The scientists identified ten unique subtypes of dopamine-producing neurons in the substantia nigra, each distinguished by their gene activity profiles, by measuring the levels of gene activity in single cells.

However, one type of dopaminergic neuron stood out as being substantially absent in Parkinson’s disease patients’ brains.

They discovered that biochemical pathways connected to cell death in other neurodegenerative disorders were accelerated in this particular type of dopaminergic neurons, and they located where the cells typically reside: in the substantia nigra pars compacta.

Furthermore, this fraction of neurons exhibited the highest expression of genes linked to Parkinson’s disease, which could explain their particular vulnerability.

In other words, Kamath and colleagues argue in their research that established genetic risk factors for Parkinson’s disease may be acting on “the most vulnerable neurons that influence their survival.”

It is crucial to highlight, however, that Parkinson’s disease and dementia with Lewy bodies are two distinct disorders with some similarities: dopaminergic neurons in the midbrain are lost, abnormal protein clumps called Lewy bodies form inside cells, and patients frequently experience the same triad of motor movement impairments.

In light of these parallels, Ernest Arenas, a molecular neurobiologist at the Karolinska Institute, argues in a commentary accompanying the article that the new study “provides valuable information on common alterations in these two diseases.”

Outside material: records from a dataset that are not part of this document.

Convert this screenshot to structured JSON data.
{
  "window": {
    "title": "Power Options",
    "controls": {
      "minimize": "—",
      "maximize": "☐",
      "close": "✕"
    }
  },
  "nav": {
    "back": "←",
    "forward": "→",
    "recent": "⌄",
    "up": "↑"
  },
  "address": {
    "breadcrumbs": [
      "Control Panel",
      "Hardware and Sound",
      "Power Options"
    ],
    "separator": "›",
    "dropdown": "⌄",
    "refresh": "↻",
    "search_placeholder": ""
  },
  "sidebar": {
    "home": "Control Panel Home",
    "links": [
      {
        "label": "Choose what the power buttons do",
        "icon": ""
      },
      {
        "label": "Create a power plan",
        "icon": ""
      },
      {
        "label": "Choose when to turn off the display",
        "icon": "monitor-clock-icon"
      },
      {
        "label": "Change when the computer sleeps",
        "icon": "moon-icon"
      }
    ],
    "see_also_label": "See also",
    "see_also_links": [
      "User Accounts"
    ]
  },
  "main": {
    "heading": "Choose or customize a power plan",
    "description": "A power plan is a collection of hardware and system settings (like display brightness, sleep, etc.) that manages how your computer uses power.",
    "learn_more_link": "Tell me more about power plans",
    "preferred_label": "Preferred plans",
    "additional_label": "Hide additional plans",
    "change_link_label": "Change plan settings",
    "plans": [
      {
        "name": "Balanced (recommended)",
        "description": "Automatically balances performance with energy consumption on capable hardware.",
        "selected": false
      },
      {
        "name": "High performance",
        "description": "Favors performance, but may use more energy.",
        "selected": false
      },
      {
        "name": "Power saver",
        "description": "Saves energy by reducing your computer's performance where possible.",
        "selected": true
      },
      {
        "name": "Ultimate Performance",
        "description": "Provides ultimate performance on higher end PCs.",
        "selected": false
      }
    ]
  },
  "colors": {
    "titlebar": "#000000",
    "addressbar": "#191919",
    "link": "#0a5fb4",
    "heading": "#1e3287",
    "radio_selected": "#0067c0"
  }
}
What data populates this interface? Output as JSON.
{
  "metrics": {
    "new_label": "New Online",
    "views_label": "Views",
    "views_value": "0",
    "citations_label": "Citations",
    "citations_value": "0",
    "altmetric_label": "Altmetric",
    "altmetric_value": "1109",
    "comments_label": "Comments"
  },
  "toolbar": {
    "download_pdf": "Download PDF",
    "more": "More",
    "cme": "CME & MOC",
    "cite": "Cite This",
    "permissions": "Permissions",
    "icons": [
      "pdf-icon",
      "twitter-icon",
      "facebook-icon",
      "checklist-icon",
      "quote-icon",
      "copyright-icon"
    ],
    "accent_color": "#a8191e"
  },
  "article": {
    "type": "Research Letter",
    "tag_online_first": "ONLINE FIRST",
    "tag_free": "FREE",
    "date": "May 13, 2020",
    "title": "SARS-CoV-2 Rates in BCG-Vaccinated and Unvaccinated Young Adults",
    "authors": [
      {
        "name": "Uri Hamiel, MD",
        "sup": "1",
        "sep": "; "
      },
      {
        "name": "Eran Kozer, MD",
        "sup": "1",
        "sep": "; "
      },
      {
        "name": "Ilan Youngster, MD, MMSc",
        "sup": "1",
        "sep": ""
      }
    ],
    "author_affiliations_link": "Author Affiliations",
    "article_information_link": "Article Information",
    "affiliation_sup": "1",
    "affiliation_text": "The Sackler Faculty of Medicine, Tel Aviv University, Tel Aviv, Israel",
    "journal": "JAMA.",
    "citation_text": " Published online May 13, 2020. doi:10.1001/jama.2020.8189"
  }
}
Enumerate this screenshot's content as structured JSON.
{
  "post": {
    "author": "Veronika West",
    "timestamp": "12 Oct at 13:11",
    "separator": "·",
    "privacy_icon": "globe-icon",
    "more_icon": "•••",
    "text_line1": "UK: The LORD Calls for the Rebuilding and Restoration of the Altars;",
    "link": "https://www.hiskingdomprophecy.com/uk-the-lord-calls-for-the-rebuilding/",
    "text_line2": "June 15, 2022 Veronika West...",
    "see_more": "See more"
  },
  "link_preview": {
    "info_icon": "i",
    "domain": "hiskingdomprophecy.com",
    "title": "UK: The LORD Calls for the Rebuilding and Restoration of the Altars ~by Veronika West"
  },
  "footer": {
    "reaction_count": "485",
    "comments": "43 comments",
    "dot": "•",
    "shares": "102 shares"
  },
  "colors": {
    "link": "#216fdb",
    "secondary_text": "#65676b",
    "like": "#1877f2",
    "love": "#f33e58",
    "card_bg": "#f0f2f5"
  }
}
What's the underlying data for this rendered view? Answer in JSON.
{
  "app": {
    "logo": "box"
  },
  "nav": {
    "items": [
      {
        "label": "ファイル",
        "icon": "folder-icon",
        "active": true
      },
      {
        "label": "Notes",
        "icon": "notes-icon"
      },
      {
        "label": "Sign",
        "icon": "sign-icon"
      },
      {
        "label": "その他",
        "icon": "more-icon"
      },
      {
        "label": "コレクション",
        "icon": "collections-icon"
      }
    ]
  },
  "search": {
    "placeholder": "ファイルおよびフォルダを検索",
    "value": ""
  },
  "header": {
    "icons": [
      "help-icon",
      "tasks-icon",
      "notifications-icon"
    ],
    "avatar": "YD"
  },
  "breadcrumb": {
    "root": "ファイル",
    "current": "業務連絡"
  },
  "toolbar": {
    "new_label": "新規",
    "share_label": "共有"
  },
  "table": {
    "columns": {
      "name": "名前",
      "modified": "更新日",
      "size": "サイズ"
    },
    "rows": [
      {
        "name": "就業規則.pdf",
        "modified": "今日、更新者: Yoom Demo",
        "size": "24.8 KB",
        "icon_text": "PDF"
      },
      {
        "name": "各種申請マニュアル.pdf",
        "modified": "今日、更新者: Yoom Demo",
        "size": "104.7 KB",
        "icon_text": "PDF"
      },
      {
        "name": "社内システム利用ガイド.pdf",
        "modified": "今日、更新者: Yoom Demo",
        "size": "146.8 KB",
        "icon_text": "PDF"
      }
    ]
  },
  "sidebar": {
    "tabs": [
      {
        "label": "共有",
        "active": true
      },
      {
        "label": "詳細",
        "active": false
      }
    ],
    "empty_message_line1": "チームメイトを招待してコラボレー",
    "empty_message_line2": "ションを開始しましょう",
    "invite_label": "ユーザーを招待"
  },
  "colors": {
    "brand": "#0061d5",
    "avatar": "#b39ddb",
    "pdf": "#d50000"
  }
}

However, because of the small number of patients studied, some disease-specific modifications may be under-represented and unreported, he warns.

However, given that we know more about the cells that are most susceptible to Parkinson’s disease and what makes them tick, researchers may build them in the lab by reprogramming skin cells into pliable stem cells, and then into the sorts of brain cells identified by Kamath and colleagues.

This lengthy procedure could enable researchers to investigate the illness’s genetic underpinnings, assess prospective medication candidates, and potentially investigate the possibility of regenerative medicine for Parkinson’s disease.

Arenas adds that combining data from single-cell sequencing studies like this one with existing imaging data, tissue pathology investigations, and genomic analysis might assist to deepen our understanding of Parkinson’s disease’s defining traits.

“This is a critical task, as our capacity to identify markers and actionable targets for [Parkinson’s disease] will determine our capacity to develop novel therapeutics for this devastating disorder,” he adds.

The research appeared in Nature Neuroscience.